Ice Cream Grilled Cheese PB&J
For the Cheddar Ice Cream (makes 1 quart)
7 large egg yolks
1 cup sugar
¼ teaspoon salt
1½ cups half and half
1 cup heavy cream
1 tablespoon vanilla extract
1½ cups (6 oz) Tillamook® Sharp Cheddar Cheese, shredded
16 slices pain de mie sandwich bread (or use brioche, challah, or other rich white breads)
8 tablespoons high quality cherry jam (you can use strawberry or any other flavor you prefer)
8 tablespoons creamy peanut butter
8 – ½-inch slices of cheddar ice cream (see recipe)

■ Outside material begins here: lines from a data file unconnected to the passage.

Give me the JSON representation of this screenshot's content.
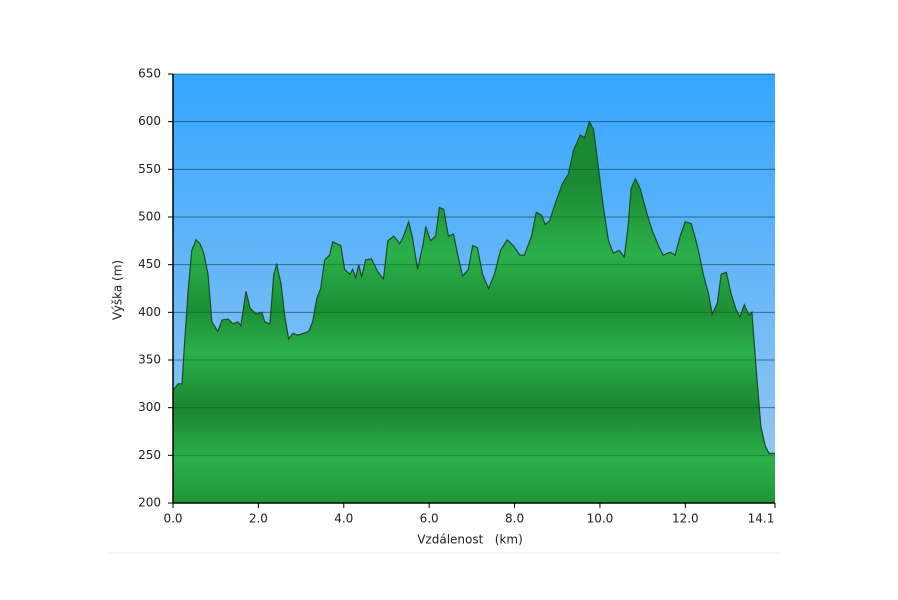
{
  "chart_data": {
    "type": "area",
    "xlabel": "Vzdálenost   (km)",
    "ylabel": "Výška (m)",
    "x": [
      0,
      0.12,
      0.21,
      0.26,
      0.35,
      0.44,
      0.54,
      0.63,
      0.72,
      0.82,
      0.91,
      1.05,
      1.15,
      1.29,
      1.4,
      1.52,
      1.59,
      1.71,
      1.8,
      1.94,
      2.08,
      2.15,
      2.27,
      2.36,
      2.43,
      2.53,
      2.62,
      2.71,
      2.81,
      2.92,
      3.06,
      3.18,
      3.27,
      3.37,
      3.46,
      3.55,
      3.67,
      3.74,
      3.93,
      4.02,
      4.14,
      4.21,
      4.28,
      4.35,
      4.42,
      4.51,
      4.65,
      4.79,
      4.93,
      5.03,
      5.17,
      5.31,
      5.4,
      5.52,
      5.61,
      5.73,
      5.85,
      5.92,
      6.03,
      6.15,
      6.24,
      6.34,
      6.45,
      6.57,
      6.67,
      6.78,
      6.92,
      7.02,
      7.13,
      7.25,
      7.39,
      7.53,
      7.67,
      7.83,
      7.97,
      8.12,
      8.23,
      8.4,
      8.51,
      8.63,
      8.72,
      8.82,
      8.96,
      9.12,
      9.26,
      9.38,
      9.54,
      9.64,
      9.75,
      9.85,
      9.94,
      10.08,
      10.2,
      10.31,
      10.45,
      10.57,
      10.66,
      10.73,
      10.83,
      10.94,
      11.09,
      11.23,
      11.37,
      11.48,
      11.65,
      11.76,
      11.88,
      12.0,
      12.14,
      12.28,
      12.42,
      12.54,
      12.63,
      12.75,
      12.84,
      12.96,
      13.07,
      13.19,
      13.28,
      13.38,
      13.49,
      13.56,
      13.66,
      13.77,
      13.87,
      13.96,
      14.1
    ],
    "series": [
      {
        "color": "#22a640",
        "values": [
          318,
          325,
          325,
          360,
          420,
          465,
          476,
          472,
          462,
          440,
          390,
          380,
          392,
          393,
          388,
          390,
          386,
          422,
          405,
          398,
          400,
          390,
          388,
          440,
          450,
          430,
          395,
          372,
          378,
          376,
          378,
          380,
          390,
          415,
          425,
          455,
          460,
          474,
          470,
          445,
          440,
          445,
          436,
          450,
          437,
          455,
          456,
          443,
          435,
          475,
          480,
          472,
          480,
          495,
          478,
          445,
          470,
          490,
          475,
          480,
          510,
          508,
          480,
          482,
          460,
          438,
          445,
          470,
          468,
          440,
          425,
          440,
          465,
          476,
          470,
          460,
          460,
          480,
          505,
          502,
          492,
          496,
          515,
          535,
          545,
          570,
          586,
          583,
          600,
          592,
          560,
          510,
          475,
          462,
          465,
          458,
          490,
          530,
          540,
          530,
          505,
          485,
          470,
          460,
          463,
          460,
          480,
          495,
          493,
          470,
          440,
          420,
          398,
          410,
          440,
          442,
          420,
          403,
          395,
          408,
          397,
          400,
          340,
          280,
          260,
          252,
          252
        ]
      }
    ],
    "xlim": [
      0,
      14.1
    ],
    "xticks": [
      {
        "value": 0,
        "label": "0.0"
      },
      {
        "value": 2,
        "label": "2.0"
      },
      {
        "value": 4,
        "label": "4.0"
      },
      {
        "value": 6,
        "label": "6.0"
      },
      {
        "value": 8,
        "label": "8.0"
      },
      {
        "value": 10,
        "label": "10.0"
      },
      {
        "value": 12,
        "label": "12.0"
      },
      14.1
    ],
    "ylim": [
      200,
      650
    ],
    "yticks": [
      200,
      250,
      300,
      350,
      400,
      450,
      500,
      550,
      600,
      650
    ],
    "grid": true,
    "background_color": "#3aa8ff"
  }
}
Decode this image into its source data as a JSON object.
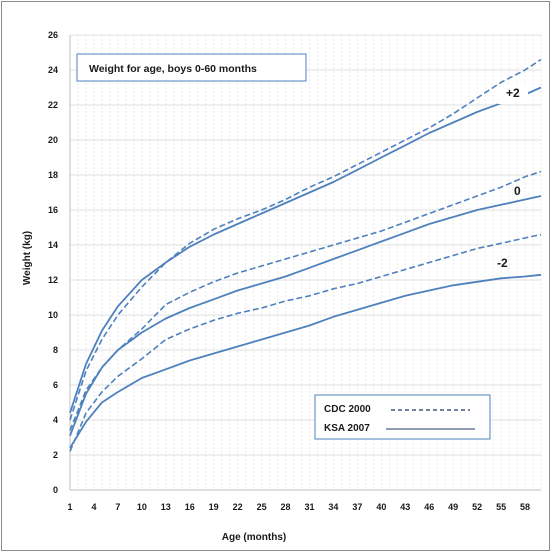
{
  "chart_data": {
    "type": "line",
    "title": "Weight for age, boys 0-60 months",
    "xlabel": "Age (months)",
    "ylabel": "Weight (kg)",
    "xlim": [
      1,
      60
    ],
    "ylim": [
      0,
      26
    ],
    "yticks": [
      0,
      2,
      4,
      6,
      8,
      10,
      12,
      14,
      16,
      18,
      20,
      22,
      24,
      26
    ],
    "xticks": [
      1,
      4,
      7,
      10,
      13,
      16,
      19,
      22,
      25,
      28,
      31,
      34,
      37,
      40,
      43,
      46,
      49,
      52,
      55,
      58
    ],
    "grid": true,
    "color": "#4f81bd",
    "legend": {
      "placement": "bottom-right",
      "entries": [
        {
          "label": "CDC 2000",
          "style": "dashed"
        },
        {
          "label": "KSA 2007",
          "style": "solid"
        }
      ]
    },
    "curve_labels": [
      "+2",
      "0",
      "-2"
    ],
    "series": [
      {
        "group": "+2",
        "dataset": "CDC 2000",
        "style": "dashed",
        "x": [
          1,
          3,
          5,
          7,
          10,
          13,
          16,
          19,
          22,
          25,
          28,
          31,
          34,
          37,
          40,
          43,
          46,
          49,
          52,
          55,
          58,
          60
        ],
        "y": [
          4.0,
          6.8,
          8.6,
          10.0,
          11.6,
          13.0,
          14.1,
          14.9,
          15.5,
          16.0,
          16.6,
          17.3,
          17.9,
          18.6,
          19.3,
          20.0,
          20.7,
          21.5,
          22.4,
          23.3,
          24.0,
          24.6
        ]
      },
      {
        "group": "+2",
        "dataset": "KSA 2007",
        "style": "solid",
        "x": [
          1,
          3,
          5,
          7,
          10,
          13,
          16,
          19,
          22,
          25,
          28,
          31,
          34,
          37,
          40,
          43,
          46,
          49,
          52,
          55,
          58,
          60
        ],
        "y": [
          4.4,
          7.2,
          9.1,
          10.5,
          12.0,
          13.0,
          13.9,
          14.6,
          15.2,
          15.8,
          16.4,
          17.0,
          17.6,
          18.3,
          19.0,
          19.7,
          20.4,
          21.0,
          21.6,
          22.1,
          22.6,
          23.0
        ]
      },
      {
        "group": "0",
        "dataset": "CDC 2000",
        "style": "dashed",
        "x": [
          1,
          3,
          5,
          7,
          10,
          13,
          16,
          19,
          22,
          25,
          28,
          31,
          34,
          37,
          40,
          43,
          46,
          49,
          52,
          55,
          58,
          60
        ],
        "y": [
          3.4,
          5.7,
          7.0,
          8.0,
          9.2,
          10.6,
          11.3,
          11.9,
          12.4,
          12.8,
          13.2,
          13.6,
          14.0,
          14.4,
          14.8,
          15.3,
          15.8,
          16.3,
          16.8,
          17.3,
          17.9,
          18.2
        ]
      },
      {
        "group": "0",
        "dataset": "KSA 2007",
        "style": "solid",
        "x": [
          1,
          3,
          5,
          7,
          10,
          13,
          16,
          19,
          22,
          25,
          28,
          31,
          34,
          37,
          40,
          43,
          46,
          49,
          52,
          55,
          58,
          60
        ],
        "y": [
          3.1,
          5.5,
          7.0,
          8.0,
          9.0,
          9.8,
          10.4,
          10.9,
          11.4,
          11.8,
          12.2,
          12.7,
          13.2,
          13.7,
          14.2,
          14.7,
          15.2,
          15.6,
          16.0,
          16.3,
          16.6,
          16.8
        ]
      },
      {
        "group": "-2",
        "dataset": "CDC 2000",
        "style": "dashed",
        "x": [
          1,
          3,
          5,
          7,
          10,
          13,
          16,
          19,
          22,
          25,
          28,
          31,
          34,
          37,
          40,
          43,
          46,
          49,
          52,
          55,
          58,
          60
        ],
        "y": [
          2.2,
          4.4,
          5.6,
          6.5,
          7.5,
          8.6,
          9.2,
          9.7,
          10.1,
          10.4,
          10.8,
          11.1,
          11.5,
          11.8,
          12.2,
          12.6,
          13.0,
          13.4,
          13.8,
          14.1,
          14.4,
          14.6
        ]
      },
      {
        "group": "-2",
        "dataset": "KSA 2007",
        "style": "solid",
        "x": [
          1,
          3,
          5,
          7,
          10,
          13,
          16,
          19,
          22,
          25,
          28,
          31,
          34,
          37,
          40,
          43,
          46,
          49,
          52,
          55,
          58,
          60
        ],
        "y": [
          2.4,
          3.9,
          5.0,
          5.6,
          6.4,
          6.9,
          7.4,
          7.8,
          8.2,
          8.6,
          9.0,
          9.4,
          9.9,
          10.3,
          10.7,
          11.1,
          11.4,
          11.7,
          11.9,
          12.1,
          12.2,
          12.3
        ]
      }
    ]
  }
}
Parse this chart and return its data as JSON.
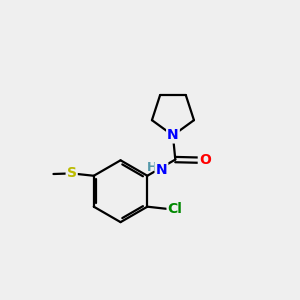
{
  "bg_color": "#efefef",
  "bond_color": "#000000",
  "bond_width": 1.6,
  "atom_colors": {
    "N": "#0000ff",
    "O": "#ff0000",
    "S": "#bbbb00",
    "Cl": "#008800",
    "C": "#000000",
    "H": "#5599aa"
  },
  "font_size_atom": 10,
  "font_size_small": 9,
  "font_size_cl": 10
}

4 teaspoons Tillamook® Salted Butter
Cheddar Ice Cream Recipe
In a medium mixing bowl, beat the sugar and salt into the egg yolks with a hand mixer until thickened and pale yellow. Set aside. Bring the half and half to a simmer in a heavy medium pan over medium heat. Slowly beat the hot half and half into the egg mixture. Pour the entire contents back into the pan and place over very low heat (or over a double boiler). Stir constantly until custard thickens slightly; do not let the mixture boil. Remove from heat, transfer back into bowl and then stir cheese into the custard until it melts. When cheese is melted, stir in cream and vanilla. Cover and chill until cold. Freeze in your ice cream maker according to manufacturer’s instructions, then transfer ice cream into a greased 9×5 bread loaf pan, cover tightly, and place in freezer overnight (or at least 2 hours).
Assemble the Sandwiches
Butter one side of each piece of bread, then place buttered sides down. Spread jam on inside of one piece of bread, and peanut butter on the other. When ready to cook, remove ice cream from freezer, turn out from loaf pan onto a cutting board, and slice ½ inch thick slices of ice cream. You can reserve these in the freezer until the last possible minute. Add a slice of ice cream to each sandwich, close the sandwich, and grill over medium-high heat in a, pre-heated pan just until toasted. Get the sandwiches off the grill as quickly as possible before the ice cream melts. Slice in half and serve immediately.
I never knew that an ice cream recipe could be so intriguing – thanks, Heidi!